For twins Lenny and Cassy, the first week of summer vacation after graduating from the eighth grade has not exactly been overflowing with excitement. But after settling in with popcorn and sodas to watch a monster movie on TV, they receive the shock of their lives when a young man suddenly materializes on the floor of Lenny's bedroom. The intruder, a Wizor named Skeldon, has journeyed across worlds and from the Kingdom of Duscany in search of magic to use in the upcoming Wizor Fair, an event which could lead him from being the mistreated apprentice of an abusive master to become Wizor to Scapita, the King's sorcerer. However, what he and the twins will soon experience together will far exceed both his ambitions and their wildest dreams.
Erickson's enchanting fantasy catapults the reader into a magical world of pixie-like whelfs, conniving sorcerers, and a mysterious race of beings who spend the day in one world and the night in another. It is also a land fraught with danger. Shadow wolves have begun to appear and attack the unwary, an unscrupulous magic user seeks to take revenge on his enemies and change his political fortunes, and an evil power is rising from the fen that threatens to plunge the world into darkness. Against such perils, what can an untrained Wizor, a pair of uprooted twins, and a motley crew of young people hope to achieve?
The answer, of course, is plenty. In typical fantasy fashion, the author's story uses extreme adversity to bring out hidden talents and personal strengths in characters who would under normal circumstances never be considered anything but ordinary. J.R.R. Tolkien did something similar in his Lord of the Rings trilogy, using a group of young and untested hobbits to help save Middle Earth from the hordes of Sauron. Like Tolkien's hobbits, Erickson's teens rise to the occasion when needed, even at the risk of their lives. His protagonists share traits of other genre celebrities, as well. For example, Skeldon is like Harry Potter in his humble beginnings and eventual ascent into greatness among his peers in wizardry. Cassy, meanwhile, resembles in some ways Canadian writer Charles de Lint's Sara Kendell from Moonheart, the novel that launched his career. Like Sara, Cassy truly comes into her own in an alternate world, and her epic battle with Night Shadow has echoes of the one Sara faces with Mal'ek'a.

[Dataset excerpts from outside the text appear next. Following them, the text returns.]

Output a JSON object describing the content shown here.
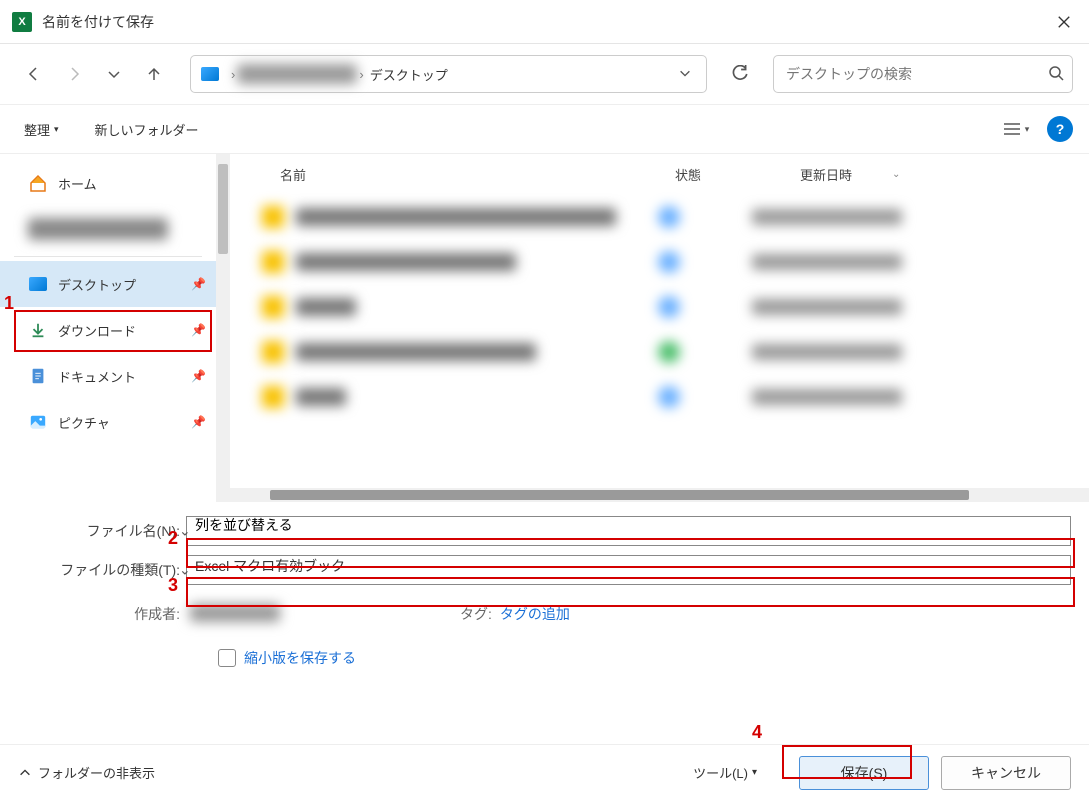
{
  "title": "名前を付けて保存",
  "excel_icon_text": "X",
  "nav": {
    "crumb_last": "デスクトップ"
  },
  "search": {
    "placeholder": "デスクトップの検索"
  },
  "toolbar": {
    "organize": "整理",
    "new_folder": "新しいフォルダー",
    "help": "?"
  },
  "sidebar": {
    "home": "ホーム",
    "desktop": "デスクトップ",
    "downloads": "ダウンロード",
    "documents": "ドキュメント",
    "pictures": "ピクチャ"
  },
  "columns": {
    "name": "名前",
    "status": "状態",
    "date": "更新日時"
  },
  "form": {
    "filename_label": "ファイル名(N):",
    "filename_value": "列を並び替える",
    "filetype_label": "ファイルの種類(T):",
    "filetype_value": "Excel マクロ有効ブック",
    "author_label": "作成者:",
    "tag_label": "タグ:",
    "tag_link": "タグの追加",
    "thumb_label": "縮小版を保存する"
  },
  "footer": {
    "hide_folders": "フォルダーの非表示",
    "tools": "ツール(L)",
    "save": "保存(S)",
    "cancel": "キャンセル"
  },
  "annotations": {
    "a1": "1",
    "a2": "2",
    "a3": "3",
    "a4": "4"
  }
}
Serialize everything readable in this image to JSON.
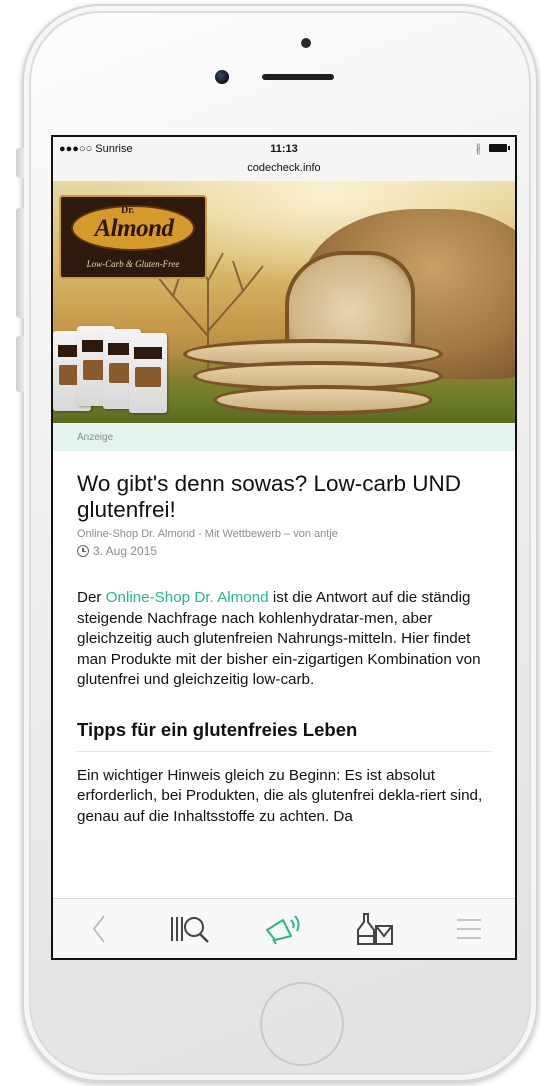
{
  "status": {
    "carrier": "●●●○○ Sunrise",
    "time": "11:13",
    "url": "codecheck.info",
    "bluetooth": "∦"
  },
  "hero": {
    "logo_dr": "Dr.",
    "logo_name": "Almond",
    "logo_tagline": "Low-Carb & Gluten-Free"
  },
  "ad_label": "Anzeige",
  "article": {
    "title": "Wo gibt's denn sowas? Low-carb UND glutenfrei!",
    "meta": "Online-Shop Dr. Almond - Mit Wettbewerb – von antje",
    "date": "3. Aug 2015",
    "para1_prefix": "Der ",
    "para1_link": "Online-Shop Dr. Almond",
    "para1_rest": " ist die Antwort auf die ständig steigende Nachfrage nach kohlenhydratar-men, aber gleichzeitig auch glutenfreien Nahrungs-mitteln. Hier findet man Produkte mit der bisher ein-zigartigen Kombination von glutenfrei und gleichzeitig low-carb.",
    "subhead": "Tipps für ein glutenfreies Leben",
    "para2": "Ein wichtiger Hinweis gleich zu Beginn: Es ist absolut erforderlich, bei Produkten, die als glutenfrei dekla-riert sind, genau auf die Inhaltsstoffe zu achten. Da"
  },
  "tabbar": {
    "items": [
      {
        "icon": "back-chevron-icon",
        "active": false
      },
      {
        "icon": "barcode-search-icon",
        "active": false
      },
      {
        "icon": "megaphone-icon",
        "active": true
      },
      {
        "icon": "products-icon",
        "active": false
      },
      {
        "icon": "menu-icon",
        "active": false
      }
    ],
    "active_color": "#2bb68a",
    "inactive_color": "#9a9a9a"
  },
  "colors": {
    "accent": "#2bb68a",
    "ad_bg": "#e6f4ee"
  }
}
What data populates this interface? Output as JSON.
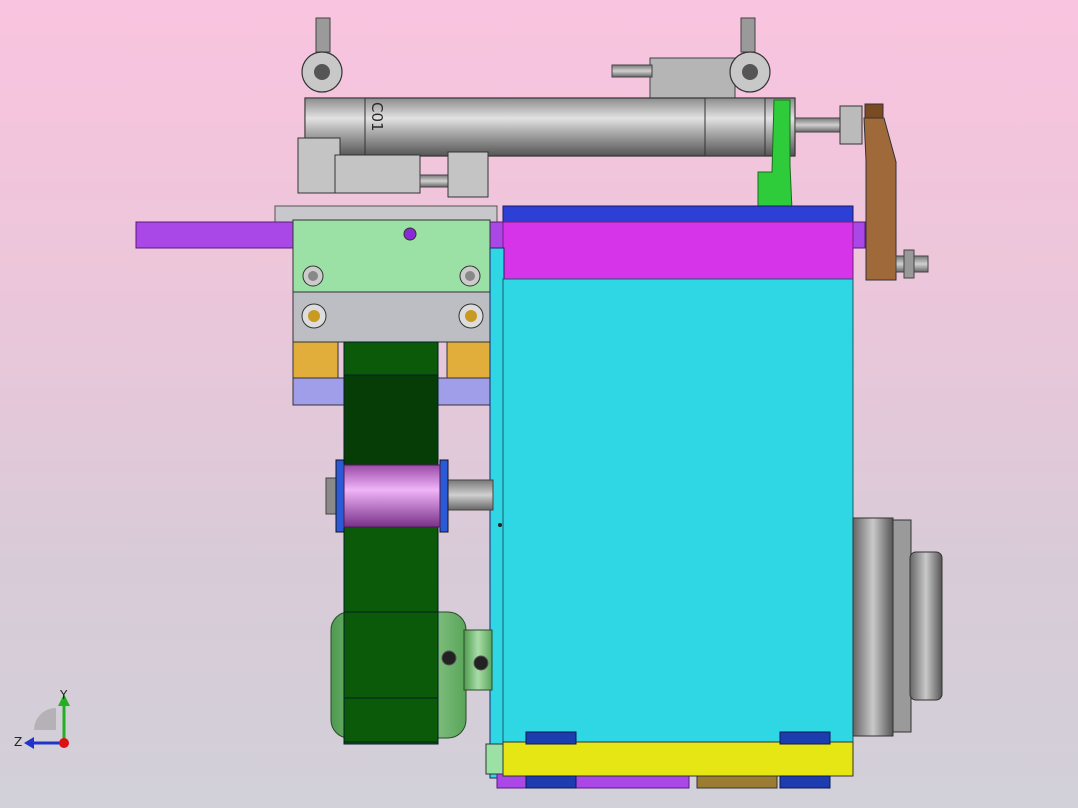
{
  "viewport": {
    "background_top": "#f9c4df",
    "background_bottom": "#d2d0d9"
  },
  "model": {
    "cylinder_label": "C01",
    "part_colors": {
      "gearbox_housing": "#2fd6e4",
      "top_plate": "#d534e8",
      "top_strip": "#2e3fd6",
      "base_plate": "#e6e614",
      "purple_bar": "#a948e6",
      "clamp_block": "#9be0a4",
      "mount_block": "#bcbec4",
      "belt": "#0a5a0a",
      "pulley": "#7ec47e",
      "roller": "#d07fe0",
      "bearing_pads": "#e1ae3c",
      "green_bracket": "#2ecc3a",
      "brown_bracket": "#a0693a",
      "motor_flange": "#8a8a8a",
      "feet": "#1d3cb0",
      "base_rail": "#9a7c32"
    }
  },
  "triad": {
    "y_label": "Y",
    "z_label": "Z",
    "y_color": "#22b022",
    "z_color": "#2233cc",
    "x_color": "#dd1111"
  }
}
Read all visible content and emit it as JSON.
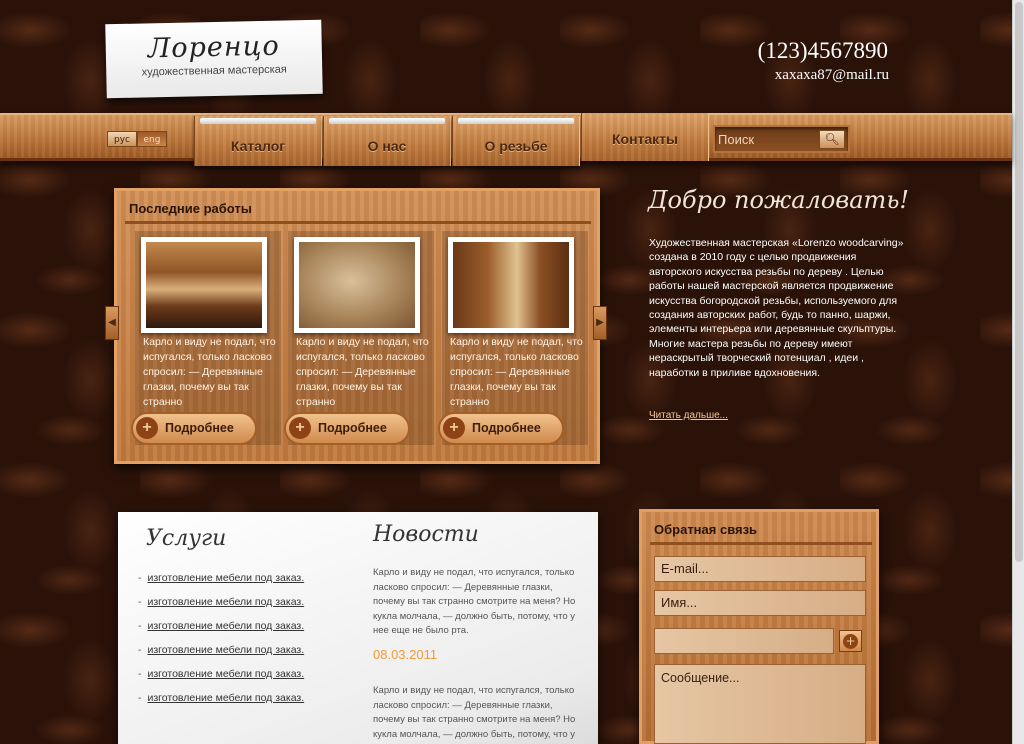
{
  "header": {
    "logo_script": "Лоренцо",
    "logo_subtitle": "художественная мастерская",
    "phone": "(123)4567890",
    "email": "xaxaxa87@mail.ru"
  },
  "lang": {
    "ru": "рус",
    "en": "eng"
  },
  "nav": {
    "items": [
      "Каталог",
      "О нас",
      "О резьбе",
      "Контакты"
    ],
    "search_placeholder": "Поиск"
  },
  "works": {
    "title": "Последние работы",
    "cards": [
      {
        "text": "Карло и виду не подал, что испугался, только ласково спросил: — Деревянные глазки, почему вы так странно",
        "button": "Подробнее"
      },
      {
        "text": "Карло и виду не подал, что испугался, только ласково спросил: — Деревянные глазки, почему вы так странно",
        "button": "Подробнее"
      },
      {
        "text": "Карло и виду не подал, что испугался, только ласково спросил: — Деревянные глазки, почему вы так странно",
        "button": "Подробнее"
      }
    ]
  },
  "welcome": {
    "title": "Добро пожаловать!",
    "text": "Художественная мастерская «Lorenzo woodcarving» создана в 2010 году с целью продвижения авторского искусства резьбы по дереву . Целью работы нашей мастерской является продвижение искусства богородской резьбы, используемого для создания авторских работ, будь то панно, шаржи, элементы интерьера или деревянные скульптуры. Многие мастера резьбы по дереву имеют нераскрытый творческий потенциал , идеи , наработки в приливе вдохновения.",
    "read_more": "Читать дальше..."
  },
  "services": {
    "title": "Услуги",
    "items": [
      "изготовление мебели под заказ.",
      "изготовление мебели под заказ.",
      "изготовление мебели под заказ.",
      "изготовление мебели под заказ.",
      "изготовление мебели под заказ.",
      "изготовление мебели под заказ."
    ]
  },
  "news": {
    "title": "Новости",
    "items": [
      {
        "text": "Карло и виду не подал, что испугался, только ласково спросил: — Деревянные глазки, почему вы так странно смотрите на меня? Но кукла молчала, — должно быть, потому, что у нее еще не было рта.",
        "date": "08.03.2011"
      },
      {
        "text": "Карло и виду не подал, что испугался, только ласково спросил: — Деревянные глазки, почему вы так странно смотрите на меня? Но кукла молчала, — должно быть, потому, что у нее еще не было рта.",
        "date": ""
      }
    ]
  },
  "feedback": {
    "title": "Обратная связь",
    "email_placeholder": "E-mail...",
    "name_placeholder": "Имя...",
    "captcha_value": "",
    "message_placeholder": "Сообщение..."
  },
  "colors": {
    "accent_date": "#f29a33",
    "wood": "#c17a3d",
    "background": "#2a1209"
  },
  "icons": {
    "search": "search-icon",
    "more": "plus-icon",
    "left": "arrow-left-icon",
    "right": "arrow-right-icon"
  }
}
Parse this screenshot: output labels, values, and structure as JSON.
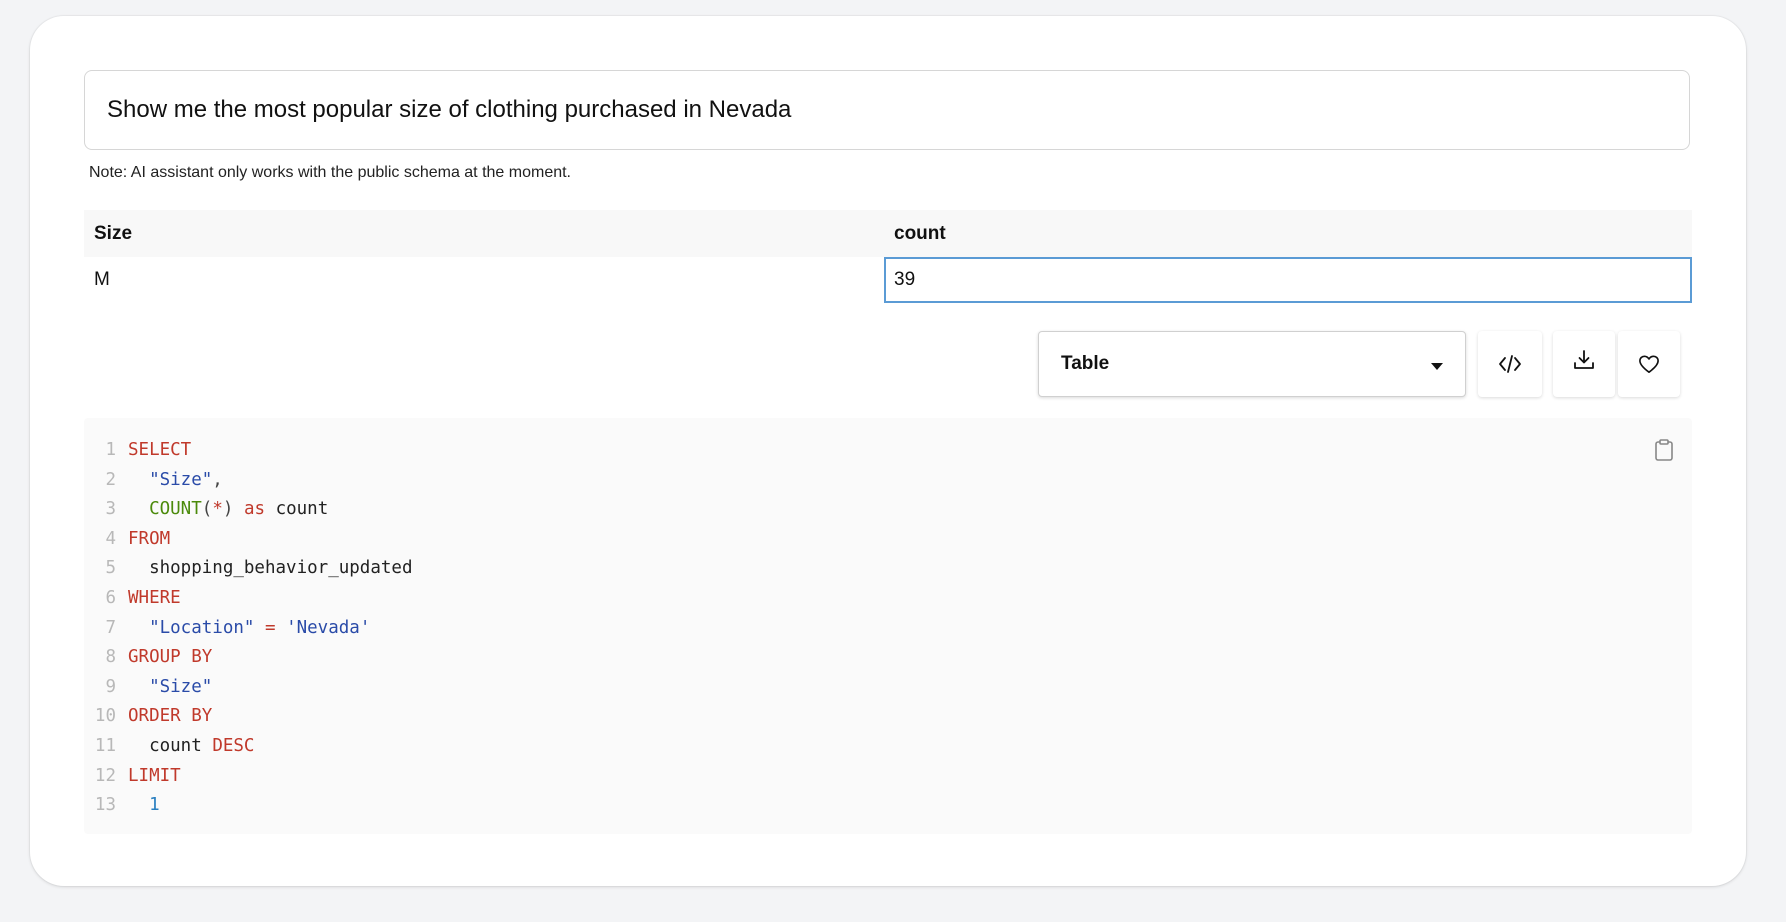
{
  "query": {
    "text": "Show me the most popular size of clothing purchased in Nevada"
  },
  "note": "Note: AI assistant only works with the public schema at the moment.",
  "table": {
    "columns": [
      "Size",
      "count"
    ],
    "rows": [
      [
        "M",
        "39"
      ]
    ]
  },
  "view_select": {
    "value": "Table"
  },
  "toolbar": {
    "icons": [
      "code-icon",
      "download-icon",
      "heart-icon"
    ]
  },
  "code": {
    "line_numbers": [
      "1",
      "2",
      "3",
      "4",
      "5",
      "6",
      "7",
      "8",
      "9",
      "10",
      "11",
      "12",
      "13"
    ],
    "l1_kw": "SELECT",
    "l2_str": "\"Size\"",
    "l2_p": ",",
    "l3_fn": "COUNT",
    "l3_p1": "(",
    "l3_star": "*",
    "l3_p2": ")",
    "l3_kw": "as",
    "l3_id": "count",
    "l4_kw": "FROM",
    "l5_id": "shopping_behavior_updated",
    "l6_kw": "WHERE",
    "l7_str1": "\"Location\"",
    "l7_op": "=",
    "l7_str2": "'Nevada'",
    "l8_kw": "GROUP BY",
    "l9_str": "\"Size\"",
    "l10_kw": "ORDER BY",
    "l11_id": "count",
    "l11_kw": "DESC",
    "l12_kw": "LIMIT",
    "l13_num": "1"
  },
  "colors": {
    "keyword": "#c0392b",
    "string": "#2a4ba8",
    "function": "#4b8a0b",
    "number": "#2a7fc0",
    "selected_cell_border": "#5b9bd5"
  }
}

Obviously, powerful characters like these speak to most of us on some level, even though we know we can never achieve such abilities in real life. Perhaps that is why Lenny comes across as so appealing. He has a modest talent with the flute, but unlike his sister or Skeldon, he does not have any magical skills. But what Lenny does have is a strong moral compass, a heart filled with compassion, and the desire to bless the lives of almost everyone he encounters. Understandably, others are drawn to him because of these traits, and out of all of Erickson's characters, he is arguably the most sympathetic.
Clearly designed to target young adults, the author's book is well-paced and enjoyable from start to finish. The speed with which the various couples come together in the plot is a little unbelievable, but, then again, Romeo and Juliet weren't that slow to hit it off either. Overall, the biggest "fault" in Erickson's tale is that we become so close to his characters that we don't want their story to end, a problem his fantasy shares with other popular works of fiction and one that is really not that bad to have.